Posted: June 10, 2013 5:08 p.m.
Updated: June 12, 2013 5:00 a.m.

For the past couple of years, Kimbrell’s has been considering closing its Camden furniture store due to the declining downtown foot traffic. Recently, the CEO of Kimbrell’s met with Camden officials and, upon hearing of our plans to revitalize Camden, committed to renovate the interior and exterior of their store at the corner of Broad and Rutledge. For those who want to see the eventual results of the ongoing renovation, check out Kimbrell’s in downtown Sumter, almost the exact same building. There, Kimbrell’s uncovered the second-story windows hidden behind mammoth aluminum cladding, replaced an aluminum awning with a smart, striped canvas one, and applied the intense color pallet of the Victorian era to create an inviting building of dignity and warmth. Inside, they enclosed metal pillars in wooden paneling and carpeted the floor. Kimbrell’s also brought in a more diversified line of furniture. Camden’s Kimbrell’s, in addition to improving the look of our downtown, will prove to be a distinct asset for families looking for attractive, affordable furniture.

On the subject of Sumter, last month, City Manager Mel Pearson and I met with Greg Thompson, CEO of Thompson Turner Construction, a Sumter native, who is singularly transforming downtown Sumter. In addition to establishing Hampton’s restaurant with its international chef, Thompson will now be building a 100-room downtown hotel with yet another restaurant with yet another international chef. He is also renovating eight additional buildings in downtown Sumter with an emphasis on creating second-story condominiums and lofts, typically 1,200 square feet each. Please note, in terms of Louise Burns’ recent letter to the Chronicle about our Broad Street trees, Sumter has encouraged its downtown trees to grow into high shade trees, removing the lower branches and creating a green canopy over their shopping district.

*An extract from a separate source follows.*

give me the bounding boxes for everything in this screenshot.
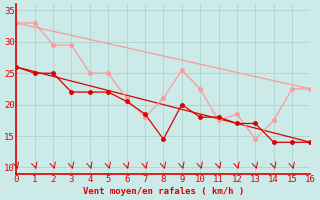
X-axis label: Vent moyen/en rafales ( km/h ): Vent moyen/en rafales ( km/h )	[83, 187, 244, 196]
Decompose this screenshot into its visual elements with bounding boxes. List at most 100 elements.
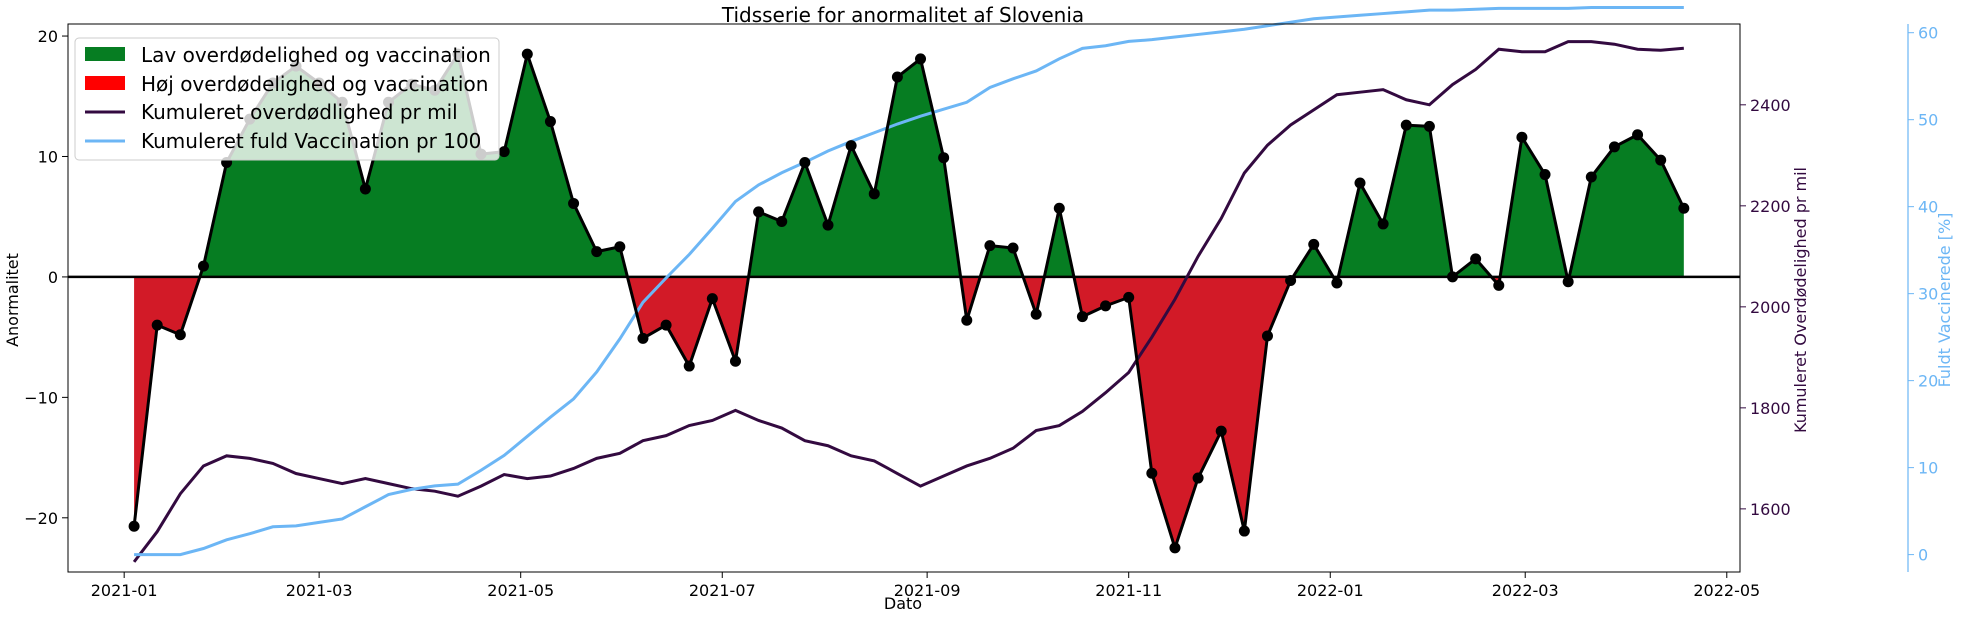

As previously reported, the city has been discussing what’s called a vest-pocket park for the soon-to-be vacant lot across the street from Kimbrell’s when the Maxway Building comes down in early fall. These parks provide space for shoppers and tourists and break up long blocks with air and greenery. Sumter has a whole bunch of vest pocket parks, including one with a waterfall, and another, a Rotary project, with a large circular fountain and pool. As the New York Times said last week in an article by Michael Kimmelman about public spaces, “As more and more Americans, especially younger ones, are looking to move downtown, seeking alternatives to suburbs and cars, they’re reframing the demand for public space. They want elbow room and creative sites, cooked up by the community or, like the plaza program, developed from a democratic mix of top-down and bottom-up governance.” Kimmelman compares small urban spaces to kitchens where most of us, if given half a chance, congregate during large parties. Rest assured, we, the city, are open to everyone’s ideas about the use of this particular space. So far, individuals have asked that some of the space on the Commerce Alley side be used for additional parking. Someone else suggested a backdrop memorial wall with the names of our fallen warriors, maybe on bronze plaques. Others suggest kiosks with tourist and retail shopping posters and perhaps a volunteer-staffed information stand. Clearly, we envision benches, flowers, and some kind of water feature, as we now seem to call fountains.

Other city and community discussions, still in embryonic stages, center on improving our recreational facilities, hopefully in partnership with the county. County Administrator Vic Carpenter and his second-in-command, Allen Trapp, have been providing enthusiastic leadership in this area, most recently in conversations about creating a county-city riverfront park with boat ramps for crewing as well as individual canoeing and kayaking. Imagine multiple acres of riverfront land for family and community picnics, concerts, and river sports competition. Several possibilities on the Lugoff side of the Wateree River are being discussed. In all cases, we need community buy-in; we need your ideas; we need your networking. Please speak up and keep speaking up. As I keep saying, we are an extremely accomplished group of people in this, our extended community of Camden/Lugoff/Kershaw County and we need to communicate more with each other about our public identity and purpose. As the county seat, Camden is open to all ideas and connections to bring these ideas to fruition.

Congratulations to Chick-fil-A for its new store on DeKalb, right in front of Kmart. The grand opening was June 6. Our community now has most of the great fast-food choices available. It’s all good.